You paid what? -Rethinking Value

Image credit: PC World

Oftentimes to compete with the big box stores, small businesses  take to lowering their prices to bring in those customers. After all a lower price is linked with a higher value.

While this is true, there is a link,  it is not the end all to competing on value.

There is a missing element to this equation that can mean a whole different ballgame completely.

 Perceived quality-the forgotten child

Price and value skip merrily along and what’s left forgotten is the quality. What customers perceive they are getting for their money, the bargain.

Businesses should shift their thinking from focusing on price to focusing on value and not just that but PERCEIVED value. This is the “bargain”.

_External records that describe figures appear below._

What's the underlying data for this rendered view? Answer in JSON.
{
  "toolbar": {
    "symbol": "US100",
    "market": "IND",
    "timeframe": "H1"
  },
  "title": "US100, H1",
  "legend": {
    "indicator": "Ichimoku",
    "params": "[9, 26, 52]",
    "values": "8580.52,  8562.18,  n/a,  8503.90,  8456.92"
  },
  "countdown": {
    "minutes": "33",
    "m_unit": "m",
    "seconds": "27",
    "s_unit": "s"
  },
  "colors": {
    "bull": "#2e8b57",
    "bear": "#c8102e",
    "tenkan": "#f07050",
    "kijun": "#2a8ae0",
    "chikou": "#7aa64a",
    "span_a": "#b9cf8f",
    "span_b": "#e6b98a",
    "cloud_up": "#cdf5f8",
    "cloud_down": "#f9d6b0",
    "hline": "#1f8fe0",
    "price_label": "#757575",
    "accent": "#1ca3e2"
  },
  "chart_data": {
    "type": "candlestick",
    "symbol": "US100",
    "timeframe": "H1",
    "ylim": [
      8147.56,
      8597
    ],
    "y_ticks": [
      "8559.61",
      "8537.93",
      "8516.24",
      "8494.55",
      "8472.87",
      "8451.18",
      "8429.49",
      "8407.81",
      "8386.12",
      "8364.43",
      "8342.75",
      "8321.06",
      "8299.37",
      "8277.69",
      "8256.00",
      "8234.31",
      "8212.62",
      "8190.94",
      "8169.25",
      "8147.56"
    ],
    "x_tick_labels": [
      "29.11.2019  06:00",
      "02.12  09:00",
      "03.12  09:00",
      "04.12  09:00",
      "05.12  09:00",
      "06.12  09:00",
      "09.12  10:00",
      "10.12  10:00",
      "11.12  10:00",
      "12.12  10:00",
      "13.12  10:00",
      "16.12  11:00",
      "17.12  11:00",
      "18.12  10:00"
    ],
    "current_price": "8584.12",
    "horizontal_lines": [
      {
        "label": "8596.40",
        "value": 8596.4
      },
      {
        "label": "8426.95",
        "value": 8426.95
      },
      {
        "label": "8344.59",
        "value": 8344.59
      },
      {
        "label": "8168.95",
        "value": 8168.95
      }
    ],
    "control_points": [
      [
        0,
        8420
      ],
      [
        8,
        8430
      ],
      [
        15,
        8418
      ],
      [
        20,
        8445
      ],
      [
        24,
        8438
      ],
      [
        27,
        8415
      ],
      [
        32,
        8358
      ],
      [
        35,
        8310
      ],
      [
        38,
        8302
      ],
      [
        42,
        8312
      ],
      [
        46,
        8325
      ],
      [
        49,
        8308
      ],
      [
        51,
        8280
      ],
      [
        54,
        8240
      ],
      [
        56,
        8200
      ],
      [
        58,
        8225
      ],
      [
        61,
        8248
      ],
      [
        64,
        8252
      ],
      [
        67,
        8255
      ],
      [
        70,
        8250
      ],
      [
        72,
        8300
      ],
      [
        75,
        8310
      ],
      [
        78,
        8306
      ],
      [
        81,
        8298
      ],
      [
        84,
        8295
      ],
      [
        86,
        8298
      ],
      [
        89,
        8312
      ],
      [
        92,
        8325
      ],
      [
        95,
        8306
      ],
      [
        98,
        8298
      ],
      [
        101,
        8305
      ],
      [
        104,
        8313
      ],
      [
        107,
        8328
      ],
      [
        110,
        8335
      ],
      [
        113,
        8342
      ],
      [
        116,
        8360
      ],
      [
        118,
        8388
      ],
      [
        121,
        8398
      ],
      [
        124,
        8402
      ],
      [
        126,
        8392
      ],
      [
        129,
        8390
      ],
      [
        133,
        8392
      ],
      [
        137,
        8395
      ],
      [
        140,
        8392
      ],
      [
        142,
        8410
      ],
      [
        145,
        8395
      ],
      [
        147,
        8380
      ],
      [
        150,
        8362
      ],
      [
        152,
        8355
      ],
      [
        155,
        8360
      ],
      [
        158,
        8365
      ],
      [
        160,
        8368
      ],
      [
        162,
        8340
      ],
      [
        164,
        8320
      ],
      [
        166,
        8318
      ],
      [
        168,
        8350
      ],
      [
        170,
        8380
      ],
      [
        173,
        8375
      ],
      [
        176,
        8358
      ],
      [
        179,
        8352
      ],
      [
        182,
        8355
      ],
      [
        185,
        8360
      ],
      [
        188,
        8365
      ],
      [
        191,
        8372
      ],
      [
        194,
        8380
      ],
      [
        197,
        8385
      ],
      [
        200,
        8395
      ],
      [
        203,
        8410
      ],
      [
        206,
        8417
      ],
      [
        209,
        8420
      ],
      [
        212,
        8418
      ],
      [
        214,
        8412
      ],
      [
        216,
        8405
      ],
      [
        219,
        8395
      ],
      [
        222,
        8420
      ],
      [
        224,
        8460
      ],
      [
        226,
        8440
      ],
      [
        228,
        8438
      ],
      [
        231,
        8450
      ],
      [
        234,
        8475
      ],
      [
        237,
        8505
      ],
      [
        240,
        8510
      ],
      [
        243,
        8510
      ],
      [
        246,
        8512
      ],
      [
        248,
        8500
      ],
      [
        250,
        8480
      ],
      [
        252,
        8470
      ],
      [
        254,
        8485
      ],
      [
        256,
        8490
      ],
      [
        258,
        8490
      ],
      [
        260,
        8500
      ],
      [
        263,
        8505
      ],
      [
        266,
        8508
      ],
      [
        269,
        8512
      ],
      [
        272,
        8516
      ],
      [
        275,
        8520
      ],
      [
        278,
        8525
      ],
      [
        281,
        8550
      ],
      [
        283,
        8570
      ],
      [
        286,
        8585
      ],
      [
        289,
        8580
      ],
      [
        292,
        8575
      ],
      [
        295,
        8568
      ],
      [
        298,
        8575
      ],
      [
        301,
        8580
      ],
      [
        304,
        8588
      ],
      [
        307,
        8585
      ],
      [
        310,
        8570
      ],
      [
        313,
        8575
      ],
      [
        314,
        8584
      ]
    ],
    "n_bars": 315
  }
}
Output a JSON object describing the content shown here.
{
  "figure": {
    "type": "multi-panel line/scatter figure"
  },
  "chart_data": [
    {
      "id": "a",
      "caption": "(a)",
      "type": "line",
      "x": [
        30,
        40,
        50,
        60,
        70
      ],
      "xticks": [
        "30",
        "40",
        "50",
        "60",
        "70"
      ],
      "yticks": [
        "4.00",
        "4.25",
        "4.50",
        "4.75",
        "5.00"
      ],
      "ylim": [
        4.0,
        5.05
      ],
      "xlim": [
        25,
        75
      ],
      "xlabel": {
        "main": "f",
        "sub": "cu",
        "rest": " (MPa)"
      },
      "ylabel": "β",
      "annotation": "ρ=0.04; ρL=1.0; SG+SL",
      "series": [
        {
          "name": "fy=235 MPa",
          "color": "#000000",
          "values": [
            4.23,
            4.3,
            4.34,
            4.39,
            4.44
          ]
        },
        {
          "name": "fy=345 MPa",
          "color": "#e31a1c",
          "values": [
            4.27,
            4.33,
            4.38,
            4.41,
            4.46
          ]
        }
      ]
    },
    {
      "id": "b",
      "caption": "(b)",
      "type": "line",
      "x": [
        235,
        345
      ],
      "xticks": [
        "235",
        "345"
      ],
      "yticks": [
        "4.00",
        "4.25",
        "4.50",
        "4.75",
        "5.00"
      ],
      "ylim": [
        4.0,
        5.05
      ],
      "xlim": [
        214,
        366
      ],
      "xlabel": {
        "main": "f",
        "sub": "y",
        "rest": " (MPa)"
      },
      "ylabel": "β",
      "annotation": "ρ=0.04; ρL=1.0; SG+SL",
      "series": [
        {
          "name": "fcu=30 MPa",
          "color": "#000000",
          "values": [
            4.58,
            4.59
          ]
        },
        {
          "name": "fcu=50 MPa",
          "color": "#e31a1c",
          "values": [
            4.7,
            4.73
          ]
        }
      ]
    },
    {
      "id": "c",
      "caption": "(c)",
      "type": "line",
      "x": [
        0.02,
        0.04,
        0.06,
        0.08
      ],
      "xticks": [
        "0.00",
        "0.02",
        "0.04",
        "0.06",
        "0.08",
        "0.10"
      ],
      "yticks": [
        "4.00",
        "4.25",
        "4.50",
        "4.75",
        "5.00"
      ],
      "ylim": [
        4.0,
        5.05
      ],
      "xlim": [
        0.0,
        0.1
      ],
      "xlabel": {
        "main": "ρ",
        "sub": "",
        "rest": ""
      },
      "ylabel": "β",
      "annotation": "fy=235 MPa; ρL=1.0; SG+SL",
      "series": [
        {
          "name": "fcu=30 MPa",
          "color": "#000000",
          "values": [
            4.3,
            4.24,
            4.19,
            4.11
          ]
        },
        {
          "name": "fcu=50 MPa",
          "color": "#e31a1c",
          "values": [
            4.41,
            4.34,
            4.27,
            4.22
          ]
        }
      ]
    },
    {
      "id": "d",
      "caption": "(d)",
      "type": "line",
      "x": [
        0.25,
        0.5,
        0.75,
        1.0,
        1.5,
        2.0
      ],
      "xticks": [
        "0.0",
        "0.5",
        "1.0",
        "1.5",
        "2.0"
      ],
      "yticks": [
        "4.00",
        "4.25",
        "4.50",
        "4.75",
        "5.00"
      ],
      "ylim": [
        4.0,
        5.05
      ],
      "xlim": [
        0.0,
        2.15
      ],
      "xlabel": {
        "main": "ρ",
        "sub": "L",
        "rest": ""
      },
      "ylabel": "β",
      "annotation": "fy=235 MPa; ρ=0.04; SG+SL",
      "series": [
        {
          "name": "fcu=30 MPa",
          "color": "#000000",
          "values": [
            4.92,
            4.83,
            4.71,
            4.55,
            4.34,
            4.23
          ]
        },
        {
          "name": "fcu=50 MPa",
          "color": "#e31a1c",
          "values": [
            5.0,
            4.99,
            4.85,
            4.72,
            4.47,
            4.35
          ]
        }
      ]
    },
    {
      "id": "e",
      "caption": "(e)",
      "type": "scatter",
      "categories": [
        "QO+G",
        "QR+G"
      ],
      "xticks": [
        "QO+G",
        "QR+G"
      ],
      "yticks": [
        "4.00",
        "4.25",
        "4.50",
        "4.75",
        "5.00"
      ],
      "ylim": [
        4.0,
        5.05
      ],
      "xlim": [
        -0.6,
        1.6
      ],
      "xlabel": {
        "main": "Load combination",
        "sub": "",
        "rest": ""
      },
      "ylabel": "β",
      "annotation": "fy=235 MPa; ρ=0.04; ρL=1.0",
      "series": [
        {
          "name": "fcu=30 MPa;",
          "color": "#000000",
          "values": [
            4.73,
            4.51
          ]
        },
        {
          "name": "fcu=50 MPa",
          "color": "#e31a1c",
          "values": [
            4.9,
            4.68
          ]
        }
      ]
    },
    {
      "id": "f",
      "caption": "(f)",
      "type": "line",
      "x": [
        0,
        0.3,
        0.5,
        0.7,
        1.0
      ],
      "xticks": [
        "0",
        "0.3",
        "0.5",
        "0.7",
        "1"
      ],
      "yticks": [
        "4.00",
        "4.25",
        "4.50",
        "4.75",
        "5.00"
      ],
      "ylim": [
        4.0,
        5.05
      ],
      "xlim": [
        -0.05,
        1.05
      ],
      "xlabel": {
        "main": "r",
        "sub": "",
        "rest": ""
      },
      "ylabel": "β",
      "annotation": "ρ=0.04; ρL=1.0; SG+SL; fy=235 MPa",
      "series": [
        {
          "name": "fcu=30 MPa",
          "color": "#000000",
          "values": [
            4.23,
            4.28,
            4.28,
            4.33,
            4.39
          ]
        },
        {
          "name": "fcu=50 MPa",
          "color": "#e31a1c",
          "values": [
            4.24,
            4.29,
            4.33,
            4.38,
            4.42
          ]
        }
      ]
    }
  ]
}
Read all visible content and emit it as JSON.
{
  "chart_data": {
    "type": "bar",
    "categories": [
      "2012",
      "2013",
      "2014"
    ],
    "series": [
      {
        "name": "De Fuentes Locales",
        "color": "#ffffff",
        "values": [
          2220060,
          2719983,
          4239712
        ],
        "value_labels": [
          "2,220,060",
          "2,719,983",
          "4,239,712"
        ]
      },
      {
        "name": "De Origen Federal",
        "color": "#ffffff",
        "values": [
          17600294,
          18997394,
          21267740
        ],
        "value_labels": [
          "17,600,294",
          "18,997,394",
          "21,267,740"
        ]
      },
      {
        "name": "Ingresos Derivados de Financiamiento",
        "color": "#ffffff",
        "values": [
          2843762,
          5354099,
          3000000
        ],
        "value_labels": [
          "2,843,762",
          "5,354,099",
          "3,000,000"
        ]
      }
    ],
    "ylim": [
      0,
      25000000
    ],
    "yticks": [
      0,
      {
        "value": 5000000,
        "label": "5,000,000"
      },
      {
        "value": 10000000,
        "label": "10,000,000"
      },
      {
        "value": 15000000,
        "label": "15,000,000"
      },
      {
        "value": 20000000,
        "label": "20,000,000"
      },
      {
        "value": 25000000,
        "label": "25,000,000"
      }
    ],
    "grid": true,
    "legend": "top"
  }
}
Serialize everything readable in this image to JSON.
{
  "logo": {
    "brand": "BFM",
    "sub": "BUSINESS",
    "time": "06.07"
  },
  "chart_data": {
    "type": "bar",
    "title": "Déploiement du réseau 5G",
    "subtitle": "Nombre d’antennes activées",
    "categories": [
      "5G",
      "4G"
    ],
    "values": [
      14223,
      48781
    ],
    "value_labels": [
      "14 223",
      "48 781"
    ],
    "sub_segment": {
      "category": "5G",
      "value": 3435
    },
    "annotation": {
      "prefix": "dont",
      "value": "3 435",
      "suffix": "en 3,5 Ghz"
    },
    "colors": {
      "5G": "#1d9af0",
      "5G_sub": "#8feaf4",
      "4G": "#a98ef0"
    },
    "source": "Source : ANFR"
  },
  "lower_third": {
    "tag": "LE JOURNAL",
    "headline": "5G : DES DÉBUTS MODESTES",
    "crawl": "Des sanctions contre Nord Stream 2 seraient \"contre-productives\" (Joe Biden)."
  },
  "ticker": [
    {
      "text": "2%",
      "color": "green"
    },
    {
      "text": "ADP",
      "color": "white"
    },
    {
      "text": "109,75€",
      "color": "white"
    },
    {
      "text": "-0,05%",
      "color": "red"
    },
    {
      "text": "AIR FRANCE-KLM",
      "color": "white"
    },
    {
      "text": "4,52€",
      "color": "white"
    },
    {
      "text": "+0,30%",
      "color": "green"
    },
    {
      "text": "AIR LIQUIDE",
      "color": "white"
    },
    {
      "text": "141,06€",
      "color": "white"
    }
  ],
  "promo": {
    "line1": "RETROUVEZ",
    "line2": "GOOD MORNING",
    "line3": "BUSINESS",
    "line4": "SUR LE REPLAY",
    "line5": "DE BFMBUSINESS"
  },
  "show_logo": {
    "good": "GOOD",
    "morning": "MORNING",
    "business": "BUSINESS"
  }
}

 If you want to increase the worth of your product/service then focus on changing the actual quality of a product (if that needs to be improved-based on customer feedback) and then on the perceived quality.

Is this worth my money?

The perceived quality, is how customers rate your product, it’s not enough to think build it and they will come. Communicate what you build clearly. Paint a clear and vivid picture, “Yes this is worth what you pay for and more!”

Bring back old customers by responding directly to complaints and saying, you know what, we have improved!

Increasing this side of the value equation can have a phenomenal effect on how much customers think they should pay, it is why those “Compare at”  tags are so popular, because even if you were going to sell the product at that price anyways people will perceive the goods to be more valuable if they can tell they are paying more than their worth.

Take away: Don’t change the price, change the worth.